US reductions are based on
China's electricity consumption grew 8% last year. Typical since 2000. US electricity has been pretty stable since 2007.
emissions is a function of how much coal plants are used. Plan is likely backup power. OP reports less coal electricity use in 2024. More solar will reduce it more. Europe has declined fossil electricity by over 10% this year. China's growth is just extremely high, but they too will have large declines soon.
+1, but with the addendum that the next few years might not look good for the US.
It’s already hit oil companies hard, again massively ironic, heh. Especially if other countries tariff US oil… which I haven’t heard, but strategically is not a bad idea.
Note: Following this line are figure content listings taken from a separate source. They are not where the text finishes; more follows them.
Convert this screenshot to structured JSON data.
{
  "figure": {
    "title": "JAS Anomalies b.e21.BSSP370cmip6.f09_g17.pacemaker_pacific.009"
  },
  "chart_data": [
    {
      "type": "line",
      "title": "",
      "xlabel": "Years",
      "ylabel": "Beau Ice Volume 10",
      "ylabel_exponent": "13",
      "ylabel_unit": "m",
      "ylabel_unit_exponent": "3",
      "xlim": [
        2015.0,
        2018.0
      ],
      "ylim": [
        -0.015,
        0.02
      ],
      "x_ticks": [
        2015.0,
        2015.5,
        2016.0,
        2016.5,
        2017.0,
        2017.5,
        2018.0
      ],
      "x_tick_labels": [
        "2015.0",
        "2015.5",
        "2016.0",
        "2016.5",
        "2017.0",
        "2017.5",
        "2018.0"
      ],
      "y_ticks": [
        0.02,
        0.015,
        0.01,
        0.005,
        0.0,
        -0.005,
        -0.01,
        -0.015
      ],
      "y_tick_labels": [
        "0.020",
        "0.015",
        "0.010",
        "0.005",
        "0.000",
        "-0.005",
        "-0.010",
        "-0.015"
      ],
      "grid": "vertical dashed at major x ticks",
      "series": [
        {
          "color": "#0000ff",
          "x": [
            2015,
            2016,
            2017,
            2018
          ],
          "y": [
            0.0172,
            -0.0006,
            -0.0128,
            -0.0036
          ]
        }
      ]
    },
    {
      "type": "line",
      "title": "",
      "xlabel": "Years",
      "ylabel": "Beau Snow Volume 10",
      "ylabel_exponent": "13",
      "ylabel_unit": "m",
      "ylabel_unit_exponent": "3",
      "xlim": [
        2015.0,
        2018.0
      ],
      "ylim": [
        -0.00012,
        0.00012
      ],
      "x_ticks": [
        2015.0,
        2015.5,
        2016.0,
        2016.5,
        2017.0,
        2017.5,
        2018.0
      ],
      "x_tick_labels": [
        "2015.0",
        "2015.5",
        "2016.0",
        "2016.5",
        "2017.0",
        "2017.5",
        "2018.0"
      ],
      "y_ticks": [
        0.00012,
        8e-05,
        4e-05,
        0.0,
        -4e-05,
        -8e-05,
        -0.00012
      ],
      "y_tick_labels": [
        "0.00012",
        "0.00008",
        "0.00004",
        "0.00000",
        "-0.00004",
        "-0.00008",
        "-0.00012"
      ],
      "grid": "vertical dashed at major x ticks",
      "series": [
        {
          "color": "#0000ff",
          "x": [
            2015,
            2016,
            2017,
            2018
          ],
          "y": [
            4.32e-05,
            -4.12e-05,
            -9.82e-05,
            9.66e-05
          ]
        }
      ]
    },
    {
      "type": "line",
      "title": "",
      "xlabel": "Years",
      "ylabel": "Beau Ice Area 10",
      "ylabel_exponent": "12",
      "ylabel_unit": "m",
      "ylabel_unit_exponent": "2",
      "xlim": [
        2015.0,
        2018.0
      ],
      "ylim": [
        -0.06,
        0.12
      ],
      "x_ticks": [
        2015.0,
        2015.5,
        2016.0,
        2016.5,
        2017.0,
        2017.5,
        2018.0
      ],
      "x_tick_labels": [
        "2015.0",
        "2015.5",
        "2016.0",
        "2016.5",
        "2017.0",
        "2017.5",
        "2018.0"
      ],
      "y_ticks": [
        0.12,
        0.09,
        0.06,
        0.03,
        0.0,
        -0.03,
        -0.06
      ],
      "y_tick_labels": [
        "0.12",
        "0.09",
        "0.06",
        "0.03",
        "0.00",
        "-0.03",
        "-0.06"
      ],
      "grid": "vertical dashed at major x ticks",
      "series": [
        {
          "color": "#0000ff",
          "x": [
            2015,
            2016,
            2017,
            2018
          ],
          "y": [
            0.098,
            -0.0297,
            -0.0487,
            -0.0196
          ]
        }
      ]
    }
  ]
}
If the tariffs get high enough, it will just mean more American oil will be used domestically.
Your graph will make China look better when it includes 2024. The only thing you can control on energy mix is growth rate. Adding more fast enough. You should go easy on praise for US, as Ukraine war is both a massive emission increase, and scramble for new "good oil" supply developments, and deprioritization of global sustainability. The IRA, while better than nothing, is a scheme to protect monopoly profits using "climate change as a profitability/relevance economic engine" for the US market, and the solar/battery/EV tariffs designed to make actual progress as slow as possible.
The IRA was indeed a massive manufacturing development push for the US. It is politically popular to create manufacturing jobs. Pro oil, high interest rate, war policies undermined renewables, and many approved IRA projects were cancelled, because even with domestic credit monopoly incentives, the US is uncompetitive and a full supply chain plan doesn't work when giving each cog monopoly benefits where banking system doesn't buy in to sink projects. Zionist supremacist/ADL sides with oil oligarchy, and after Oct 7th sided with anti-woke, and DNC made sure most pro zionist candidate won. Israel needs the primacy of oil to continue.
Best part of it was green hydrogen subsidies for output. For $20B per year for 20 year cost, offering completed projects 2% financing, at government cost of 4% up to 100% of value, but based on revenue supporting accelerated repayment would allow for $1T of "revolving" projects. A carbon tax and dividend is the most effective climate policy that also reduces FF costs by shifting demand, as well as costing 0. Nationalizing oil industry, without shareholder compensation, is necessary to stop their lobbying/disinformation and priortization of war over national/human interests.
US politics favouring a war on China, and desperate attempts to diminish China, means pure stupidity meant to diminish humanity and prosperity including in the US. National security arguments for manufacturing don't apply to renewables. You have energy independence once you have the solar panels. If future energy expansion requires energy from the enemy you fabricated, you still have coal and oil wells. There is a much stronger national security argument for apparel which you need a steady supply of, if you will start a war on whole ASEAN block. Mild tariffs on China meant to have them invest in friendly US production without subsidies is counter to oligarchist war mongering/oil agenda of US rule, but the path to US/global prosperity. Divisive-sabotage democracy simply isn't working.
The very graph you posted indicates that the US needs to reduce their CO2 emissions by 1/3 to meet the per capita emissions of China, and a good part of China's energy consumption is producing goods that are used around the world. Their ratio of renewables to fossil is also increasing. Yes, that isn't helping climate change, and yes, it is improving the state of things for Chinese people, but don't pretend that a lot of this industry isn't directly driven by the lifestyles of people in the developed world.
It's easy to point fingers at them for doing what the developed world has been doing for most of the last 200 years.
Well, I could counter that point, which I already said was valid, but I already gave those points and you completely ignored them. Continue as you are, I'm sure it gives some relief from any feelings of responsibility for your actions and the carbon emitted to allow it.